UBS Wealth Management Americas boosted a key award for advisors, but left its core payout grid unchanged in its 2015 compensation plan.

The changes, which UBS announced Thursday to roughly 7,100 advisors, go into effect in January.

Advisors learned the Swiss-owned firm was doubling the maximum payout on its award for growing an overall practice from 3% to 6% of production. Qualifications for the award also expanded to include revenue earned from advisory, insurance lending and planning fees.

"Our advisors have the opportunity to earn more in the 2015 comp plan than they've ever earned before," says Jason Chandler, head of UBS' eastern wealth management advisor group.

The firm's net new asset award lowered the hurdle to qualify from $5 million in net new assets to $1 million.  However, advisors have to bring on a new $1 million account to qualify for the lower hurdle. The requirement is waived when an advisor brings in $10 million in net new assets. Credit lines and mortgages could count towards the award.

According to a schedule for the award, an advisor who brings in $1 million in net new assets would earn 0.50% of his or her annual production. An advisor who brings in $10 million would earn 2%. "Our goal is to broaden the number of advisors who can quality for the award," says Chandler.

Adjustments to the strategic awards, which consist of deferred pay, and the overall payout grid are consistent with the firm's strategy for doing business with affluent clients, says Chandler. 

"The plan is based on what clients expect of us. If advisors model their business and align with the strategy of what clients desire, they are likely to earn more compensation," he says. "We really design our comp plan to match our own strategy and the input that we receive from clients and advisors. And we aim to pay competitively. But our goal relative to our compensation plan is to build a plan that suits our strategy and clients."


UBS is the second wirehouse to reveal comp changes to advisors.

On Wednesday, Merrill Lynch unveiled details of its compensation for 2015. The firm also left its core payout grid unchanged, but did tweak its small household policy and boosted a growth award bonus. Merrill advisors whose books of business consist of 20% or more of accounts under $250,000 will no longer be paid on those so-called "mass affluent" accounts. Less than that, and advisors will be paid 20% on those accounts.

Morgan Stanley plans to raise deferred advisor compensation. One advisor with knowledge of the matter described the effort as "golden handcuffs," because the delays advisors face in getting their eventual payouts.

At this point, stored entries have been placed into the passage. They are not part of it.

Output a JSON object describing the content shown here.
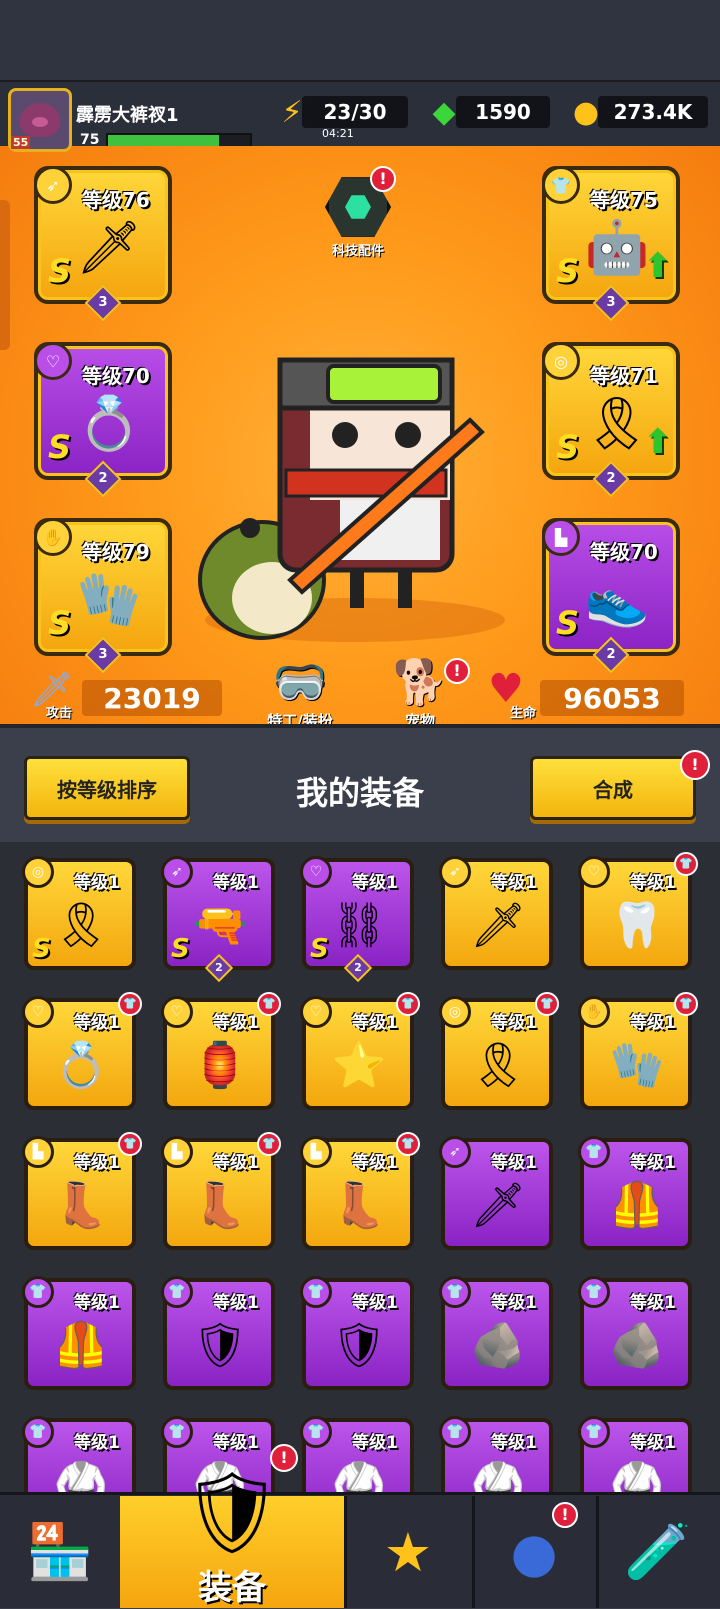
{
  "player": {
    "name": "霹雳大裤衩1",
    "level": "75",
    "rank": "55",
    "xp_fraction": 0.78
  },
  "resources": {
    "energy": "23/30",
    "energy_timer": "04:21",
    "gems": "1590",
    "coins": "273.4K"
  },
  "tech": {
    "label": "科技配件",
    "badge": "!"
  },
  "equipped": {
    "weapon": {
      "level": "等级76",
      "rank": "S",
      "stars": "3"
    },
    "armor": {
      "level": "等级75",
      "rank": "S",
      "stars": "3"
    },
    "ring": {
      "level": "等级70",
      "rank": "S",
      "stars": "2"
    },
    "belt": {
      "level": "等级71",
      "rank": "S",
      "stars": "2"
    },
    "glove": {
      "level": "等级79",
      "rank": "S",
      "stars": "3"
    },
    "boot": {
      "level": "等级70",
      "rank": "S",
      "stars": "2"
    }
  },
  "stats": {
    "attack_label": "攻击",
    "attack": "23019",
    "hp_label": "生命",
    "hp": "96053"
  },
  "mid_buttons": {
    "agent": "特工/装扮",
    "pet": "宠物",
    "pet_badge": "!"
  },
  "panel": {
    "sort_label": "按等级排序",
    "title": "我的装备",
    "merge_label": "合成",
    "merge_badge": "!"
  },
  "items": [
    {
      "level": "等级1",
      "tier": "gold",
      "cat": "belt",
      "rank": "S",
      "stars": "",
      "new": false,
      "icon": "belt"
    },
    {
      "level": "等级1",
      "tier": "purple",
      "cat": "weapon",
      "rank": "S",
      "stars": "2",
      "new": false,
      "icon": "gun"
    },
    {
      "level": "等级1",
      "tier": "purple",
      "cat": "necklace",
      "rank": "S",
      "stars": "2",
      "new": false,
      "icon": "chain"
    },
    {
      "level": "等级1",
      "tier": "gold",
      "cat": "weapon",
      "rank": "",
      "stars": "",
      "new": false,
      "icon": "kunai"
    },
    {
      "level": "等级1",
      "tier": "gold",
      "cat": "necklace",
      "rank": "",
      "stars": "",
      "new": true,
      "icon": "fang-necklace"
    },
    {
      "level": "等级1",
      "tier": "gold",
      "cat": "necklace",
      "rank": "",
      "stars": "",
      "new": true,
      "icon": "emerald-ring"
    },
    {
      "level": "等级1",
      "tier": "gold",
      "cat": "necklace",
      "rank": "",
      "stars": "",
      "new": true,
      "icon": "lantern-pendant"
    },
    {
      "level": "等级1",
      "tier": "gold",
      "cat": "necklace",
      "rank": "",
      "stars": "",
      "new": true,
      "icon": "star-pendant"
    },
    {
      "level": "等级1",
      "tier": "gold",
      "cat": "belt",
      "rank": "",
      "stars": "",
      "new": true,
      "icon": "belt"
    },
    {
      "level": "等级1",
      "tier": "gold",
      "cat": "glove",
      "rank": "",
      "stars": "",
      "new": true,
      "icon": "gauntlet"
    },
    {
      "level": "等级1",
      "tier": "gold",
      "cat": "boot",
      "rank": "",
      "stars": "",
      "new": true,
      "icon": "boot"
    },
    {
      "level": "等级1",
      "tier": "gold",
      "cat": "boot",
      "rank": "",
      "stars": "",
      "new": true,
      "icon": "boot"
    },
    {
      "level": "等级1",
      "tier": "gold",
      "cat": "boot",
      "rank": "",
      "stars": "",
      "new": true,
      "icon": "boot"
    },
    {
      "level": "等级1",
      "tier": "purple",
      "cat": "weapon",
      "rank": "",
      "stars": "",
      "new": false,
      "icon": "kunai"
    },
    {
      "level": "等级1",
      "tier": "purple",
      "cat": "armor",
      "rank": "",
      "stars": "",
      "new": false,
      "icon": "green-armor"
    },
    {
      "level": "等级1",
      "tier": "purple",
      "cat": "armor",
      "rank": "",
      "stars": "",
      "new": false,
      "icon": "green-armor"
    },
    {
      "level": "等级1",
      "tier": "purple",
      "cat": "armor",
      "rank": "",
      "stars": "",
      "new": false,
      "icon": "steel-armor"
    },
    {
      "level": "等级1",
      "tier": "purple",
      "cat": "armor",
      "rank": "",
      "stars": "",
      "new": false,
      "icon": "steel-armor"
    },
    {
      "level": "等级1",
      "tier": "purple",
      "cat": "armor",
      "rank": "",
      "stars": "",
      "new": false,
      "icon": "stone-armor"
    },
    {
      "level": "等级1",
      "tier": "purple",
      "cat": "armor",
      "rank": "",
      "stars": "",
      "new": false,
      "icon": "stone-armor"
    },
    {
      "level": "等级1",
      "tier": "purple",
      "cat": "armor",
      "rank": "",
      "stars": "",
      "new": false,
      "icon": "armor"
    },
    {
      "level": "等级1",
      "tier": "purple",
      "cat": "armor",
      "rank": "",
      "stars": "",
      "new": false,
      "icon": "armor"
    },
    {
      "level": "等级1",
      "tier": "purple",
      "cat": "armor",
      "rank": "",
      "stars": "",
      "new": false,
      "icon": "armor"
    },
    {
      "level": "等级1",
      "tier": "purple",
      "cat": "armor",
      "rank": "",
      "stars": "",
      "new": false,
      "icon": "armor"
    },
    {
      "level": "等级1",
      "tier": "purple",
      "cat": "armor",
      "rank": "",
      "stars": "",
      "new": false,
      "icon": "armor"
    }
  ],
  "nav": {
    "equipment_label": "装备",
    "equipment_badge": "!",
    "explore_badge": "!"
  },
  "colors": {
    "gold": "#ffd73a",
    "purple": "#a53ad8",
    "orange": "#ff9a1a",
    "badge": "#e0203a"
  }
}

"The goal there is to tie people up. I don't see how you can look at it any other way. If I was sitting somewhere else, I'd be thinking, 'I hope the rest of the industry doesn't follow that and we all make less money,'" says recruiter Bill Willis, president of Willis Consulting.

He adds, "We're telling people that the good news is that you have a new retention program, the bad news is that you're funding it."

Bill Carroll, head of UBS wealth management advisor group, said the reaction from advisors at the Pittsburgh-area branches that he was visiting was positive.

"I got a really good sense today about how the roll out resonated with our FAs. They feel there is a good connectivity with the strategy and with what their clients want," says Carroll.

 UBS has been posting strong earnings in its wealth management division. The firm reported a 9% year-over-year increase in profits for the third quarter. Income rose to $1.7 billion from $1.5 billion from a year earlier. Client assets were up 10% year-over-year, climbing to $1.067 trillion from $969 billion.